Local artist Robert Jones will be exhibiting his works at the Calaboose African American History Museum. Acrylic on canvas piece by Jones entitled “Piano Man.” Photos courtesy of Linda Kelsey-Jones
Artist Robert Jones at Calaboose Museum
The public is invited to attend a reception for San Marcos artist Robert R. (Bob) Jones at the Calaboose African American History Museum, Sunday, April 7 from 3 to 5 p.m.
Art brought Robert Jones to San Marcos more than 40 years ago. Born and raised in Gonzales, Texas, Jones started drawing and painting at age five. In high school, he entered a statewide art contest and placed second for which he won a scholarship to attend Southwest Texas State University – now Texas State University. He graduated from SWT with a bachelor of science in commercial art and the decision to make his home in San Marcos.

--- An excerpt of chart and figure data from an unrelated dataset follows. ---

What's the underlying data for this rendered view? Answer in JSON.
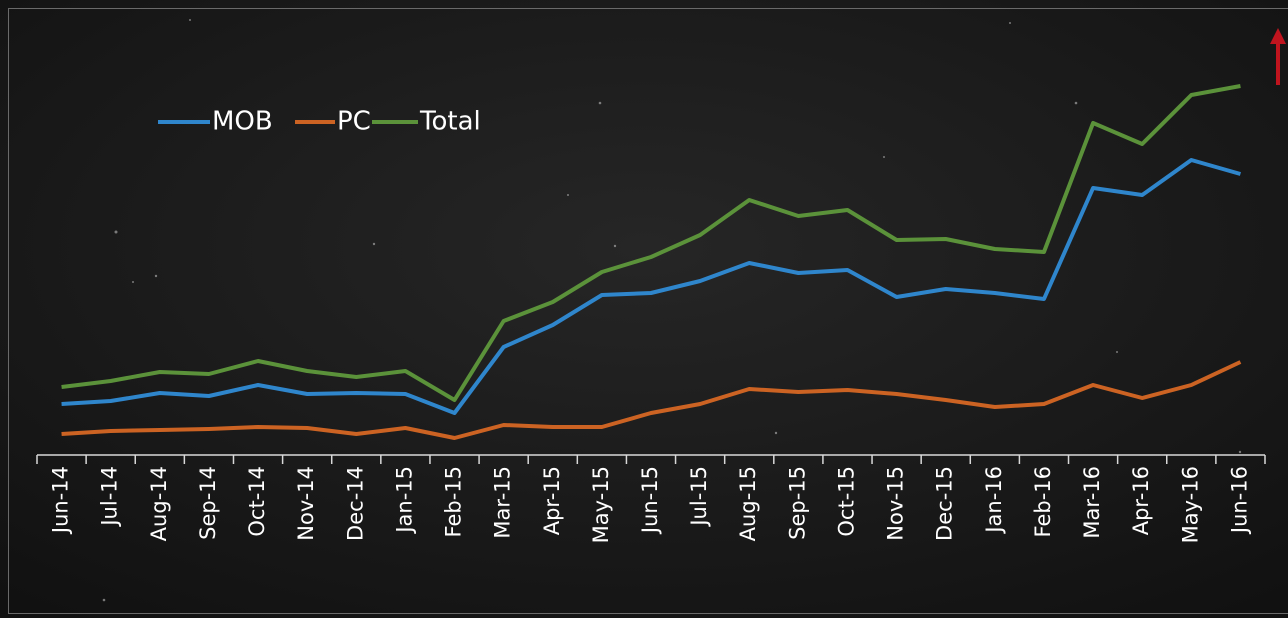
{
  "chart_data": {
    "type": "line",
    "categories": [
      "Jun-14",
      "Jul-14",
      "Aug-14",
      "Sep-14",
      "Oct-14",
      "Nov-14",
      "Dec-14",
      "Jan-15",
      "Feb-15",
      "Mar-15",
      "Apr-15",
      "May-15",
      "Jun-15",
      "Jul-15",
      "Aug-15",
      "Sep-15",
      "Oct-15",
      "Nov-15",
      "Dec-15",
      "Jan-16",
      "Feb-16",
      "Mar-16",
      "Apr-16",
      "May-16",
      "Jun-16"
    ],
    "series": [
      {
        "name": "MOB",
        "color": "#2f86cc",
        "values": [
          12.75,
          13.5,
          15.5,
          14.75,
          17.5,
          15.25,
          15.5,
          15.25,
          10.5,
          27,
          32.5,
          40,
          40.5,
          43.5,
          48,
          45.5,
          46.25,
          39.5,
          41.5,
          40.5,
          39,
          66.75,
          65,
          73.75,
          70.25
        ]
      },
      {
        "name": "PC",
        "color": "#cc6323",
        "values": [
          5.25,
          6,
          6.25,
          6.5,
          7,
          6.75,
          5.25,
          6.75,
          4.25,
          7.5,
          7,
          7,
          10.5,
          12.75,
          16.5,
          15.75,
          16.25,
          15.25,
          13.75,
          12,
          12.75,
          17.5,
          14.25,
          17.5,
          23.25
        ]
      },
      {
        "name": "Total",
        "color": "#5b923a",
        "values": [
          17,
          18.5,
          20.75,
          20.25,
          23.5,
          21,
          19.5,
          21,
          13.75,
          33.5,
          38.25,
          45.75,
          49.5,
          55,
          63.75,
          59.75,
          61.25,
          53.75,
          54,
          51.5,
          50.75,
          83,
          77.75,
          90,
          92.25
        ]
      }
    ],
    "ylim": [
      0,
      100
    ]
  }
}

Over the years, Jones built an impressive work resume in Austin and a reputation as a man who could do just about everything. From 1984 through 2001, he held the position of graphic specialist for the city of Austin. From 2001 through 2006, he worked as graphic specialist III at the Bob Bullock History Museum. Combining his skills as a fine artist and graphic designer, he worked as gallery curator at the Carver Museum from 2006 through 2012, and from 2013 until his retirement in 2018, as curator at the Mexican American Cultural Center.
With his artworks in collections over many states, he still claims one of his milestone successes as the creation of the 1996 logo change for the city of Austin Electric Utility, now called “Austin Energy.”
An illustration that Jones did for local author Jo Snider's book “Claiming Sunday: The Story of a Texas Slave Community.”
Jones and his wife, Jessie, have two grown children, Jonathan and Victoria, as well as two grandkids. Now busily retired, he spends as much time as possible pursuing his life-long passion for painting.
A former member of the Calaboose board of directors, this is Jones’ second exhibit there. With a charmingly relaxed and distinctive style, he portrays everyday people at work and at play – of their time yet timeless.
Along with exploring new styles and subjects, Jones accepts occasional commissions from anyone needing an illustration or graphic design. A recent such commission was the cover and illustrations for the book “Claiming Sunday: The Story of a Texas Slave Community” by local author Jo Snider. He says that the book totally took him in.
“I felt so vividly like I was there and connected to the scene I was creating for the cover,” Jones said of the commission.
Four of the original paintings used in the book, on loan from the Sniders, are included in the current Calaboose exhibit, on display through the end of April.
The Calaboose is located at 200 W. Martin Luther King Dr. and is open Saturdays from 10 a.m. to 3 p.m. and by appointment.